A town I had to hike miles and miles to reach so that I wouldn’t alert anyone to my arrival.
Honestly, I have no one to blame but myself.
After being woken from a dead sleep by a phone call from a stranger. A woman who claimed to know me.
Mariana.
Something flutters in my chest at the thought of her name.
But not recognition—never recognition.
I hadn’t been able to go back to sleep as I racked my brain, trying to figure out who the hell the woman was.
I was waiting for Fabian in his office when he arrived, and he’d been very interested in what I had to tell him.
He’d shown me a picture of the woman, watching me closely. I’d looked over the facial features and decided she was pretty, but as per usual, there was no recognition.
There never is.
I was shot in the head thirteen years ago—by this Mariana, if Fabian is to be believed. I have no reason to doubt his words, but something about it doesn’t ring true.
It had taken me three years to recover fully, but I’d come out the other side a different man. Or so I’m told.
My past is almost completely blank.

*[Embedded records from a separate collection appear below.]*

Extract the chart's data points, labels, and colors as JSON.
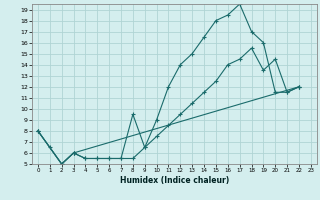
{
  "xlabel": "Humidex (Indice chaleur)",
  "bg_color": "#d4eeee",
  "grid_color": "#b0d4d4",
  "line_color": "#1a6b6b",
  "spine_color": "#888888",
  "xlim": [
    -0.5,
    23.5
  ],
  "ylim": [
    5,
    19.5
  ],
  "xticks": [
    0,
    1,
    2,
    3,
    4,
    5,
    6,
    7,
    8,
    9,
    10,
    11,
    12,
    13,
    14,
    15,
    16,
    17,
    18,
    19,
    20,
    21,
    22,
    23
  ],
  "yticks": [
    5,
    6,
    7,
    8,
    9,
    10,
    11,
    12,
    13,
    14,
    15,
    16,
    17,
    18,
    19
  ],
  "curve1_x": [
    0,
    1,
    2,
    3,
    4,
    5,
    6,
    7,
    8,
    9,
    10,
    11,
    12,
    13,
    14,
    15,
    16,
    17,
    18,
    19,
    20,
    21,
    22
  ],
  "curve1_y": [
    8,
    6.5,
    5,
    6,
    5.5,
    5.5,
    5.5,
    5.5,
    9.5,
    6.5,
    9,
    12,
    14,
    15,
    16.5,
    18,
    18.5,
    19.5,
    17,
    16,
    11.5,
    11.5,
    12
  ],
  "curve2_x": [
    0,
    2,
    3,
    4,
    5,
    6,
    7,
    8,
    9,
    10,
    11,
    12,
    13,
    14,
    15,
    16,
    17,
    18,
    19,
    20,
    21,
    22
  ],
  "curve2_y": [
    8,
    5,
    6,
    5.5,
    5.5,
    5.5,
    5.5,
    5.5,
    6.5,
    7.5,
    8.5,
    9.5,
    10.5,
    11.5,
    12.5,
    14,
    14.5,
    15.5,
    13.5,
    14.5,
    11.5,
    12
  ],
  "curve3_x": [
    0,
    2,
    3,
    22
  ],
  "curve3_y": [
    8,
    5,
    6,
    12
  ]
}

If I think hard enough, I can remember the love of my parents. Then from another man and a girl.
I never remember their names or anything about them. I never see their faces.
I could pass them in a crowd and never recognize them. Not just because I don’t remember them, but because the gunshot made me face blind.

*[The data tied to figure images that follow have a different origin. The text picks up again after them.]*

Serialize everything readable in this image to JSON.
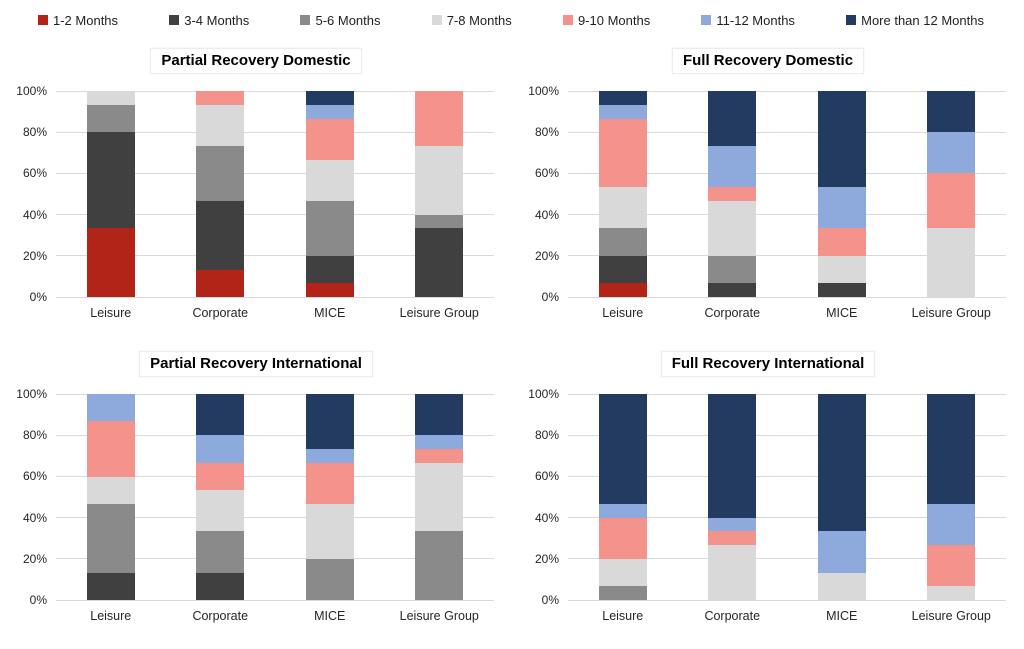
{
  "legend": {
    "items": [
      {
        "label": "1-2 Months",
        "color": "#b22418"
      },
      {
        "label": "3-4 Months",
        "color": "#404040"
      },
      {
        "label": "5-6 Months",
        "color": "#8a8a8a"
      },
      {
        "label": "7-8 Months",
        "color": "#d9d9d9"
      },
      {
        "label": "9-10 Months",
        "color": "#f4938c"
      },
      {
        "label": "11-12 Months",
        "color": "#8ea9dc"
      },
      {
        "label": "More than 12 Months",
        "color": "#233a61"
      }
    ]
  },
  "axis": {
    "ticks": [
      "100%",
      "80%",
      "60%",
      "40%",
      "20%",
      "0%"
    ]
  },
  "chart_data": [
    {
      "type": "bar",
      "subtype": "stacked-100",
      "title": "Partial Recovery Domestic",
      "categories": [
        "Leisure",
        "Corporate",
        "MICE",
        "Leisure Group"
      ],
      "ylim": [
        0,
        100
      ],
      "grid": true,
      "series": [
        {
          "name": "1-2 Months",
          "color": "#b22418",
          "values": [
            33.3,
            13.3,
            6.7,
            0
          ]
        },
        {
          "name": "3-4 Months",
          "color": "#404040",
          "values": [
            46.7,
            33.3,
            13.3,
            33.3
          ]
        },
        {
          "name": "5-6 Months",
          "color": "#8a8a8a",
          "values": [
            13.3,
            26.7,
            26.7,
            6.7
          ]
        },
        {
          "name": "7-8 Months",
          "color": "#d9d9d9",
          "values": [
            6.7,
            20.0,
            20.0,
            33.3
          ]
        },
        {
          "name": "9-10 Months",
          "color": "#f4938c",
          "values": [
            0,
            6.7,
            20.0,
            26.7
          ]
        },
        {
          "name": "11-12 Months",
          "color": "#8ea9dc",
          "values": [
            0,
            0,
            6.7,
            0
          ]
        },
        {
          "name": "More than 12 Months",
          "color": "#233a61",
          "values": [
            0,
            0,
            6.7,
            0
          ]
        }
      ]
    },
    {
      "type": "bar",
      "subtype": "stacked-100",
      "title": "Full Recovery Domestic",
      "categories": [
        "Leisure",
        "Corporate",
        "MICE",
        "Leisure Group"
      ],
      "ylim": [
        0,
        100
      ],
      "grid": true,
      "series": [
        {
          "name": "1-2 Months",
          "color": "#b22418",
          "values": [
            6.7,
            0,
            0,
            0
          ]
        },
        {
          "name": "3-4 Months",
          "color": "#404040",
          "values": [
            13.3,
            6.7,
            6.7,
            0
          ]
        },
        {
          "name": "5-6 Months",
          "color": "#8a8a8a",
          "values": [
            13.3,
            13.3,
            0,
            0
          ]
        },
        {
          "name": "7-8 Months",
          "color": "#d9d9d9",
          "values": [
            20.0,
            26.7,
            13.3,
            33.3
          ]
        },
        {
          "name": "9-10 Months",
          "color": "#f4938c",
          "values": [
            33.3,
            6.7,
            13.3,
            26.7
          ]
        },
        {
          "name": "11-12 Months",
          "color": "#8ea9dc",
          "values": [
            6.7,
            20.0,
            20.0,
            20.0
          ]
        },
        {
          "name": "More than 12 Months",
          "color": "#233a61",
          "values": [
            6.7,
            26.7,
            46.7,
            20.0
          ]
        }
      ]
    },
    {
      "type": "bar",
      "subtype": "stacked-100",
      "title": "Partial Recovery International",
      "categories": [
        "Leisure",
        "Corporate",
        "MICE",
        "Leisure Group"
      ],
      "ylim": [
        0,
        100
      ],
      "grid": true,
      "series": [
        {
          "name": "1-2 Months",
          "color": "#b22418",
          "values": [
            0,
            0,
            0,
            0
          ]
        },
        {
          "name": "3-4 Months",
          "color": "#404040",
          "values": [
            13.3,
            13.3,
            0,
            0
          ]
        },
        {
          "name": "5-6 Months",
          "color": "#8a8a8a",
          "values": [
            33.3,
            20.0,
            20.0,
            33.3
          ]
        },
        {
          "name": "7-8 Months",
          "color": "#d9d9d9",
          "values": [
            13.3,
            20.0,
            26.7,
            33.3
          ]
        },
        {
          "name": "9-10 Months",
          "color": "#f4938c",
          "values": [
            26.7,
            13.3,
            20.0,
            6.7
          ]
        },
        {
          "name": "11-12 Months",
          "color": "#8ea9dc",
          "values": [
            13.3,
            13.3,
            6.7,
            6.7
          ]
        },
        {
          "name": "More than 12 Months",
          "color": "#233a61",
          "values": [
            0,
            20.0,
            26.7,
            20.0
          ]
        }
      ]
    },
    {
      "type": "bar",
      "subtype": "stacked-100",
      "title": "Full Recovery International",
      "categories": [
        "Leisure",
        "Corporate",
        "MICE",
        "Leisure Group"
      ],
      "ylim": [
        0,
        100
      ],
      "grid": true,
      "series": [
        {
          "name": "1-2 Months",
          "color": "#b22418",
          "values": [
            0,
            0,
            0,
            0
          ]
        },
        {
          "name": "3-4 Months",
          "color": "#404040",
          "values": [
            0,
            0,
            0,
            0
          ]
        },
        {
          "name": "5-6 Months",
          "color": "#8a8a8a",
          "values": [
            6.7,
            0,
            0,
            0
          ]
        },
        {
          "name": "7-8 Months",
          "color": "#d9d9d9",
          "values": [
            13.3,
            26.7,
            13.3,
            6.7
          ]
        },
        {
          "name": "9-10 Months",
          "color": "#f4938c",
          "values": [
            20.0,
            6.7,
            0,
            20.0
          ]
        },
        {
          "name": "11-12 Months",
          "color": "#8ea9dc",
          "values": [
            6.7,
            6.7,
            20.0,
            20.0
          ]
        },
        {
          "name": "More than 12 Months",
          "color": "#233a61",
          "values": [
            53.3,
            60.0,
            66.7,
            53.3
          ]
        }
      ]
    }
  ]
}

They say it’s only moderate as I can distinguish features, and I can tell someone’s face differs from the person they’re standing next to. But I’ll never recognize a face I’ve seen before—no matter how many times I see it.
Prosopagnosia caused by a traumatic brain injury.
Hell, I can’t even tell you what Fabian looks like, and I see him daily. I can describe his face when I’m looking at it, but the moment he’s no longer in sight, I can’t recall a single detail.
I can no longer rely on my eyes to tell me who someone is. Now I have to rely on other cues—their voice or gait. The cadence of their words. Their scents.
It’s a pain in the ass, but I’ve learned to live with my limitations over the ten years since Fabian took me back under his wing. He gave me back the job he said I held when his father was still alive. I was treated almost like family, helping him lead the cartel and cleaning up any messes he needed me to.
The mess that needs cleaning up now is Mariana Celine Vallejo Gomez—Fabian’s half-sister. Or Luna Salazar, as she’s now known.
He says she’s a threat to everything he’s built—that we’ve built.
I don’t understand how one woman—an omega at that—can threaten an empire, but I’m basically just a grunt. What do I know?
That something isn’t right about his story.
I push away the thought, unwilling to give it any attention.
I have no reason to doubt Fabian. I’ve never doubted him once in ten years, so why am I suddenly having these traitorous thoughts? Thoughts that could see me dead—for real this time.
Shaking my head, I slowly make my way through the town, sticking to the shadows.
It’s the early hours of the morning, a few hours before sunrise, and most people are sleeping, but I know better than to take my chances.
Fabian would prefer if I were to take her and bring her to him, but if I can’t, then I’m to kill her.
I balk at the idea, and I don’t know why.